Kosuke Mikado has been able to see spirits since he was a child, but any time he tried to talk to his friends about it, they thought he was weird, so he has been keeping his distance from other people and has begun to doubt his own sanity. When the manager of the bookshop where Mikado works hires Rihito Hiyakawa to deal with a pesky spirit—and after Hikayawa recognizes Mikado’s powers and uses them to boost his own—Mikado finally finds someone who lives in the same world he does. Although he begins the series frightened and clinging to skepticism, through Hiyakawa’s assurances, Mikado gradually accepts the things he sees as reality and begins to combat them independently.
I love series like this, where the leads have episodic disturbances that they investigate (via the partnership they strike up as a sort of supernatural cleaning crew and frequently assisting a non-believing cop named Hanzawa) plus an ongoing mystery (involving curses cast by someone named Erika Hiura) and yet the most important and fascinating aspect is the relationship between the leads themselves. There are the fun, suggestive moments where the guys are combining their powers for one reason or another and end up using dialogue like, “Do you want me to touch it?” or “Take me all the way in.” But where Yamashita-sensei really excels is at teasing out threads of darkness.
We first get an inkling that something is amiss when the guys visit a potentially fraudulent fortune-teller. Mikado is the one who physically sits for the session while Hiyakawa, bodily still in the waiting room, casually inhabits Mikado’s body to see for himself. The fortune-teller warns Mikado that the way Hiyakawa reaches into him so easily is dangerous, a warning neither Mikado nor I take seriously. And yet, after an encounter with Erika Hiura shows Mikado’s vulnerability to being accessed in this way, Hiyakawa makes Mikado enter into a contract he doesn’t remember, and we get this awesomely creepy full-page panel.

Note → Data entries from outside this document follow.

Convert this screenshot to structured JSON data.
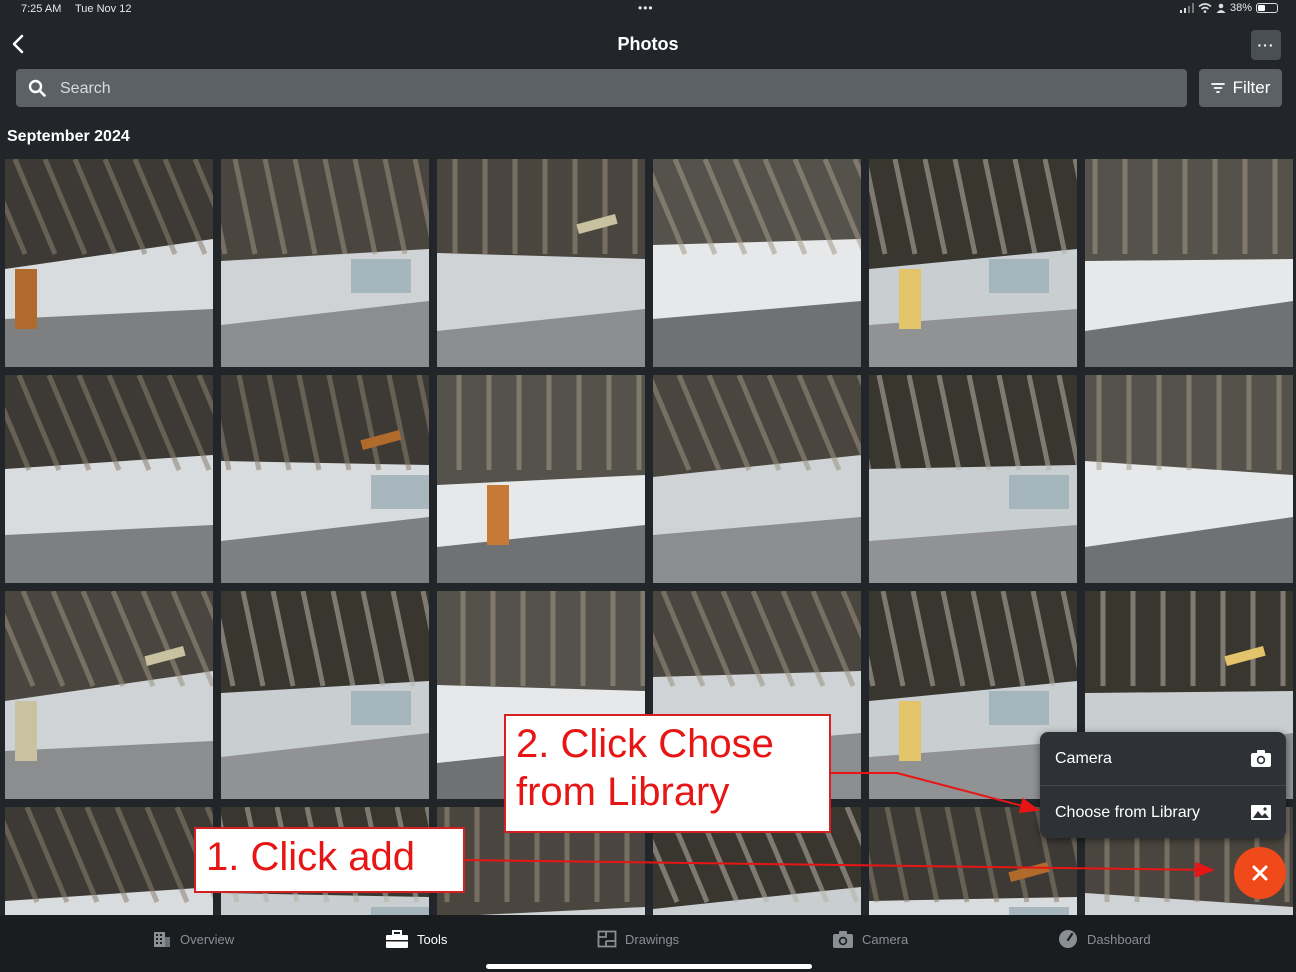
{
  "status_bar": {
    "time": "7:25 AM",
    "date": "Tue Nov 12",
    "battery": "38%",
    "battery_fraction": 0.38
  },
  "header": {
    "title": "Photos"
  },
  "search": {
    "placeholder": "Search"
  },
  "filter": {
    "label": "Filter"
  },
  "section": {
    "title": "September 2024"
  },
  "photos": [
    {
      "palette": "a"
    },
    {
      "palette": "b"
    },
    {
      "palette": "b"
    },
    {
      "palette": "c"
    },
    {
      "palette": "d"
    },
    {
      "palette": "c"
    },
    {
      "palette": "a"
    },
    {
      "palette": "a"
    },
    {
      "palette": "c"
    },
    {
      "palette": "b"
    },
    {
      "palette": "d"
    },
    {
      "palette": "c"
    },
    {
      "palette": "b"
    },
    {
      "palette": "d"
    },
    {
      "palette": "c"
    },
    {
      "palette": "b"
    },
    {
      "palette": "d"
    },
    {
      "palette": "d"
    },
    {
      "palette": "a"
    },
    {
      "palette": "d"
    },
    {
      "palette": "b"
    },
    {
      "palette": "d"
    },
    {
      "palette": "a"
    },
    {
      "palette": "b"
    }
  ],
  "popup_menu": {
    "items": [
      {
        "label": "Camera",
        "icon": "camera-icon"
      },
      {
        "label": "Choose from Library",
        "icon": "image-icon"
      }
    ]
  },
  "fab": {
    "icon": "close-icon"
  },
  "annotations": {
    "step1": "1. Click add",
    "step2_line1": "2. Click Chose",
    "step2_line2": "from Library",
    "color": "#e81515"
  },
  "tabs": [
    {
      "label": "Overview",
      "icon": "building-icon",
      "active": false
    },
    {
      "label": "Tools",
      "icon": "toolbox-icon",
      "active": true
    },
    {
      "label": "Drawings",
      "icon": "blueprint-icon",
      "active": false
    },
    {
      "label": "Camera",
      "icon": "camera-icon",
      "active": false
    },
    {
      "label": "Dashboard",
      "icon": "gauge-icon",
      "active": false
    }
  ]
}
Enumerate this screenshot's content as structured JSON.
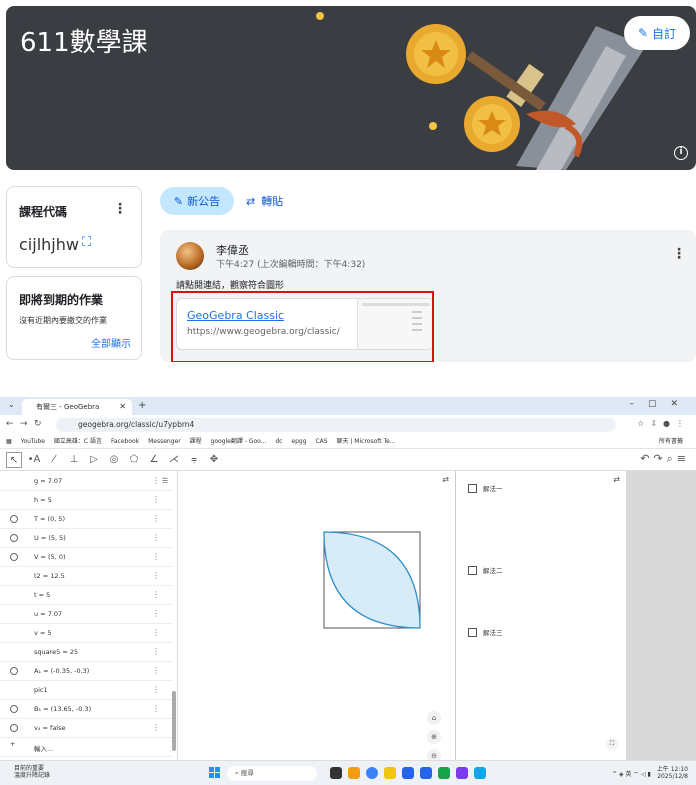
{
  "classroom": {
    "class_title": "611數學課",
    "edit_label": "自訂",
    "code_card": {
      "title": "課程代碼",
      "code": "cijlhjhw"
    },
    "due_card": {
      "title": "即將到期的作業",
      "text": "沒有近期內要繳交的作業",
      "view_all": "全部顯示"
    },
    "announce_label": "新公告",
    "repost_label": "轉貼",
    "post": {
      "author": "李偉丞",
      "time": "下午4:27 (上次編輯時間：下午4:32)",
      "text": "請點閱連結，觀察符合圖形",
      "link_title": "GeoGebra Classic",
      "link_url": "https://www.geogebra.org/classic/"
    },
    "colors": {
      "banner": "#3a3d42",
      "accent": "#1a73e8",
      "highlight": "#dd1111"
    }
  },
  "browser": {
    "tab_title": "有爾三 - GeoGebra",
    "url": "geogebra.org/classic/u7ypbrn4",
    "bookmarks": [
      "YouTube",
      "國立高雄：C 語言",
      "Facebook",
      "Messenger",
      "課程",
      "google翻譯 - Goo...",
      "dc",
      "epgg",
      "CAS",
      "聊天 | Microsoft Te..."
    ],
    "bookmarks_right": "所有書籤"
  },
  "algebra_rows": [
    {
      "text": "g = 7.07",
      "radio": false
    },
    {
      "text": "h = 5",
      "radio": false
    },
    {
      "text": "T = (0, 5)",
      "radio": true
    },
    {
      "text": "U = (5, 5)",
      "radio": true
    },
    {
      "text": "V = (5, 0)",
      "radio": true
    },
    {
      "text": "t2 = 12.5",
      "radio": false
    },
    {
      "text": "t = 5",
      "radio": false
    },
    {
      "text": "u = 7.07",
      "radio": false
    },
    {
      "text": "v = 5",
      "radio": false
    },
    {
      "text": "square5 = 25",
      "radio": false
    },
    {
      "text": "A₁ = (-0.35, -0.3)",
      "radio": true
    },
    {
      "text": "pic1",
      "radio": false
    },
    {
      "text": "B₁ = (13.65, -0.3)",
      "radio": true
    },
    {
      "text": "v₄ = false",
      "radio": true
    },
    {
      "text": "輸入...",
      "radio": false
    }
  ],
  "checkboxes": [
    "解法一",
    "解法二",
    "解法三"
  ],
  "taskbar": {
    "weather_line1": "目前的重要",
    "weather_line2": "溫度升降記錄",
    "search": "搜尋",
    "time": "上午 12:10",
    "date": "2025/12/8"
  }
}
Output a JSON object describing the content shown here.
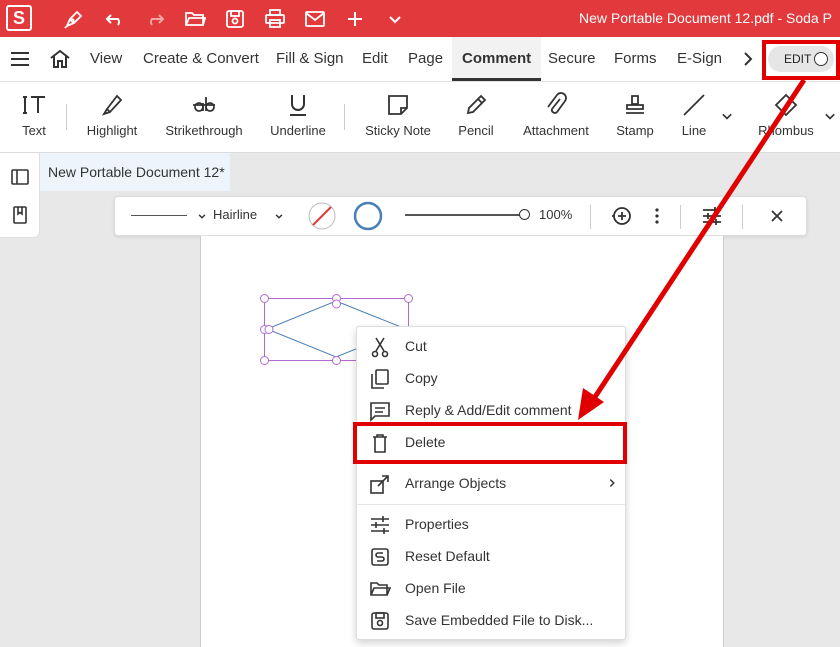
{
  "titlebar": {
    "app_logo": "S",
    "doc_title": "New Portable Document 12.pdf  -  Soda P",
    "icons": [
      "pen-icon",
      "undo-icon",
      "redo-icon",
      "open-folder-icon",
      "save-icon",
      "print-icon",
      "mail-icon",
      "plus-icon",
      "chevron-down-icon"
    ],
    "color": "#e2393c"
  },
  "menubar": {
    "items": [
      "View",
      "Create & Convert",
      "Fill & Sign",
      "Edit",
      "Page",
      "Comment",
      "Secure",
      "Forms",
      "E-Sign"
    ],
    "active": "Comment",
    "edit_toggle": "EDIT"
  },
  "toolbar": {
    "tools": [
      "Text",
      "Highlight",
      "Strikethrough",
      "Underline",
      "Sticky Note",
      "Pencil",
      "Attachment",
      "Stamp",
      "Line",
      "Rhombus"
    ]
  },
  "doc_tab": {
    "label": "New Portable Document 12*"
  },
  "propbar": {
    "line_style": "Hairline",
    "opacity": "100%"
  },
  "context_menu": {
    "items": [
      {
        "label": "Cut",
        "icon": "scissors-icon"
      },
      {
        "label": "Copy",
        "icon": "copy-icon"
      },
      {
        "label": "Reply & Add/Edit comment",
        "icon": "comment-icon"
      },
      {
        "label": "Delete",
        "icon": "trash-icon"
      },
      {
        "label": "Arrange Objects",
        "icon": "arrange-icon"
      },
      {
        "label": "Properties",
        "icon": "sliders-icon"
      },
      {
        "label": "Reset Default",
        "icon": "reset-icon"
      },
      {
        "label": "Open File",
        "icon": "open-folder-icon"
      },
      {
        "label": "Save Embedded File to Disk...",
        "icon": "save-icon"
      }
    ]
  },
  "annotation": {
    "highlight_color": "#e00000"
  }
}
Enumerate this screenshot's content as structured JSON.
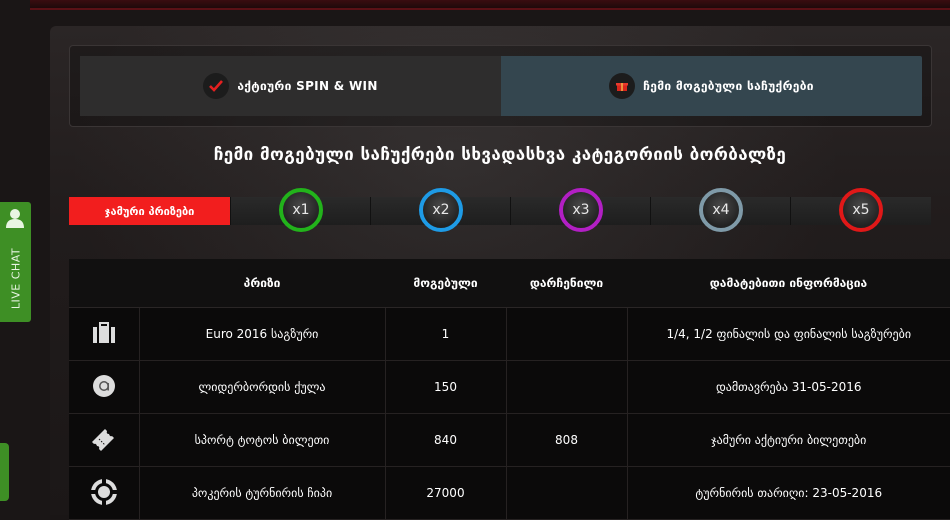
{
  "colors": {
    "accent_red": "#f21e1e",
    "live_chat_green": "#3e8f25",
    "x1": "#22b31b",
    "x2": "#1e9be6",
    "x3": "#b21fc4",
    "x4": "#7f9aa8",
    "x5": "#e01818"
  },
  "tabs": {
    "active_spin_win": "აქტიური SPIN & WIN",
    "my_gifts": "ჩემი მოგებული საჩუქრები"
  },
  "headline": "ჩემი მოგებული საჩუქრები სხვადასხვა კატეგორიის ბორბალზე",
  "filters": {
    "all": "ჯამური პრიზები",
    "multipliers": [
      "x1",
      "x2",
      "x3",
      "x4",
      "x5"
    ]
  },
  "table": {
    "headers": [
      "პრიზი",
      "მოგებული",
      "დარჩენილი",
      "დამატებითი ინფორმაცია"
    ],
    "rows": [
      {
        "icon": "briefcase-icon",
        "prize": "Euro 2016 საგზური",
        "won": "1",
        "remaining": "",
        "info": "1/4, 1/2 ფინალის და ფინალის საგზურები"
      },
      {
        "icon": "leaderboard-points-icon",
        "prize": "ლიდერბორდის ქულა",
        "won": "150",
        "remaining": "",
        "info": "დამთავრება 31-05-2016"
      },
      {
        "icon": "ticket-icon",
        "prize": "სპორტ ტოტოს ბილეთი",
        "won": "840",
        "remaining": "808",
        "info": "ჯამური აქტიური ბილეთები"
      },
      {
        "icon": "poker-chip-icon",
        "prize": "პოკერის ტურნირის ჩიპი",
        "won": "27000",
        "remaining": "",
        "info": "ტურნირის თარიღი: 23-05-2016"
      }
    ]
  },
  "live_chat": {
    "label": "LIVE CHAT",
    "icon": "user-icon"
  }
}
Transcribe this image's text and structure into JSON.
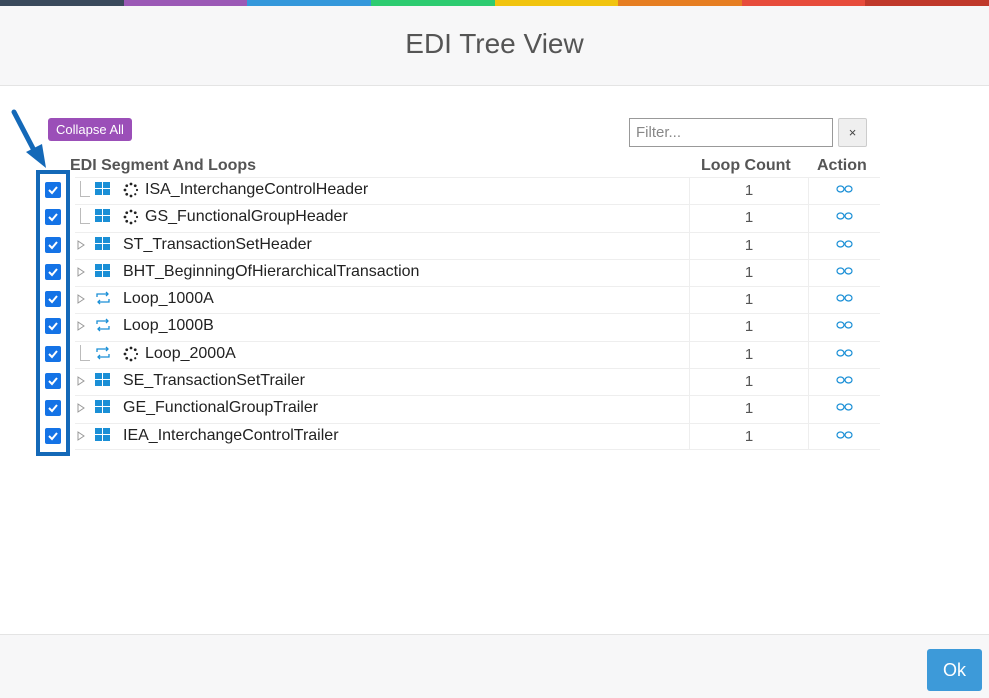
{
  "colors": {
    "stripe": [
      "#3a4a5c",
      "#9b59b6",
      "#3498db",
      "#2ecc71",
      "#f1c40f",
      "#e67e22",
      "#e74c3c",
      "#c0392b"
    ],
    "checkbox": "#1473e6",
    "icon": "#1a8fd6",
    "collapse_button": "#9b4fb8",
    "ok_button": "#3d9ad9",
    "highlight": "#1469b8"
  },
  "dialog": {
    "title": "EDI Tree View"
  },
  "toolbar": {
    "collapse_all_label": "Collapse All",
    "filter_placeholder": "Filter...",
    "filter_value": "",
    "clear_label": "×"
  },
  "columns": {
    "segment": "EDI Segment And Loops",
    "loop_count": "Loop Count",
    "action": "Action"
  },
  "rows": [
    {
      "label": "ISA_InterchangeControlHeader",
      "count": "1",
      "icon": "segment-icon",
      "loading": true,
      "expandable": false,
      "checked": true
    },
    {
      "label": "GS_FunctionalGroupHeader",
      "count": "1",
      "icon": "segment-icon",
      "loading": true,
      "expandable": false,
      "checked": true
    },
    {
      "label": "ST_TransactionSetHeader",
      "count": "1",
      "icon": "segment-icon",
      "loading": false,
      "expandable": true,
      "checked": true
    },
    {
      "label": "BHT_BeginningOfHierarchicalTransaction",
      "count": "1",
      "icon": "segment-icon",
      "loading": false,
      "expandable": true,
      "checked": true
    },
    {
      "label": "Loop_1000A",
      "count": "1",
      "icon": "loop-icon",
      "loading": false,
      "expandable": true,
      "checked": true
    },
    {
      "label": "Loop_1000B",
      "count": "1",
      "icon": "loop-icon",
      "loading": false,
      "expandable": true,
      "checked": true
    },
    {
      "label": "Loop_2000A",
      "count": "1",
      "icon": "loop-icon",
      "loading": true,
      "expandable": false,
      "checked": true
    },
    {
      "label": "SE_TransactionSetTrailer",
      "count": "1",
      "icon": "segment-icon",
      "loading": false,
      "expandable": true,
      "checked": true
    },
    {
      "label": "GE_FunctionalGroupTrailer",
      "count": "1",
      "icon": "segment-icon",
      "loading": false,
      "expandable": true,
      "checked": true
    },
    {
      "label": "IEA_InterchangeControlTrailer",
      "count": "1",
      "icon": "segment-icon",
      "loading": false,
      "expandable": true,
      "checked": true
    }
  ],
  "footer": {
    "ok_label": "Ok"
  }
}
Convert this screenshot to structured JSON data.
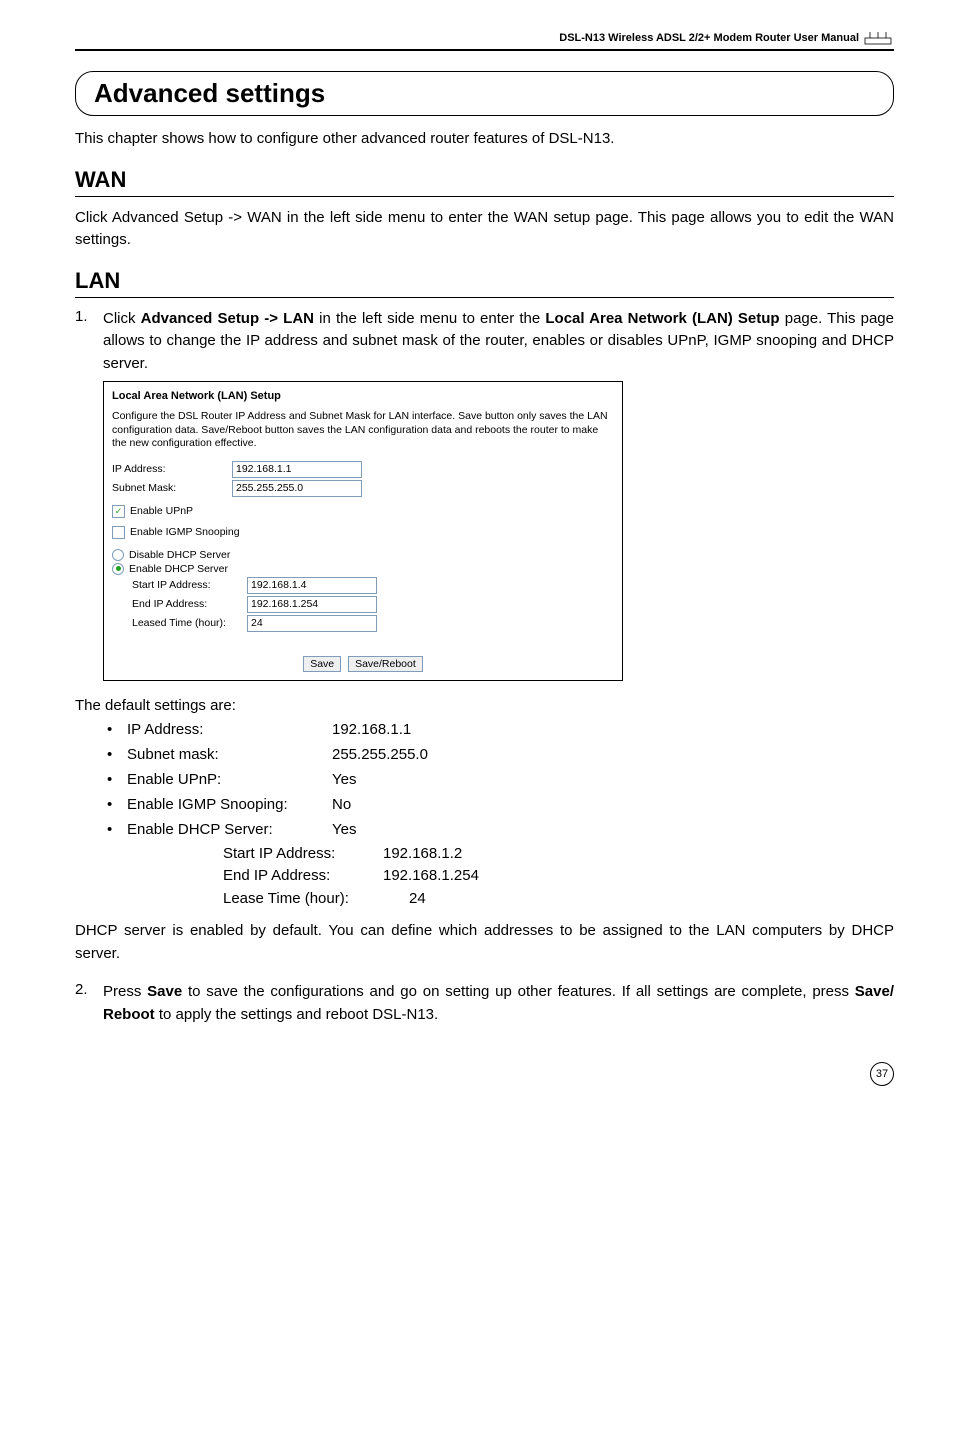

After this point, more and more potentially disturbing things about Hiyakawa are revealed. “I don’t have parents or friends,” he says at one point. Later, he seems baffled by the concepts of beauty and evil. As troubling indications mount, Mikado knows that he should be thinking seriously about what is happening between them. Other characters certainly question it, but Mikado is strangely reluctant. Is it because Hiyakawa is somehow keeping him quiescent, or is Mikado willfully maintaining his ignorance because he does not want to go back to being alone?
It’s only at the end of volume three, wherein Hiyakawa nonchalantly suggests that it’d be good if they could work the other side of the business, too, that Mikado realizes he has no idea what kind of person he’s working with. As a reader, I too was lulled into believing that of course the protagonist of a series about fighting the supernatural is a good guy. Turns out, he’s more of an empty-inside opportunist. At this point, even I just want to say, “Run away, Mikado! Run away and don’t look back!” Is there any hope that he can help heal and humanize Hiyakawa, or will he only end up destroyed? How soon until volume four comes out?!
Lest my focus on the relationship suggest otherwise, the plot of The Night Beyond the Tricornered Window is also excellent. In fact, I sincerely owe Olivia a debt of gratitude. And SuBLime, too, in fact. I hope print editions are available at some point in the future, because this is a series I need to have on my shelves.
The Night Beyond the Tricornered Window is available on Kindle and at sublimemanga.com. The series is ongoing in Japan, where the fourth volume has just been released.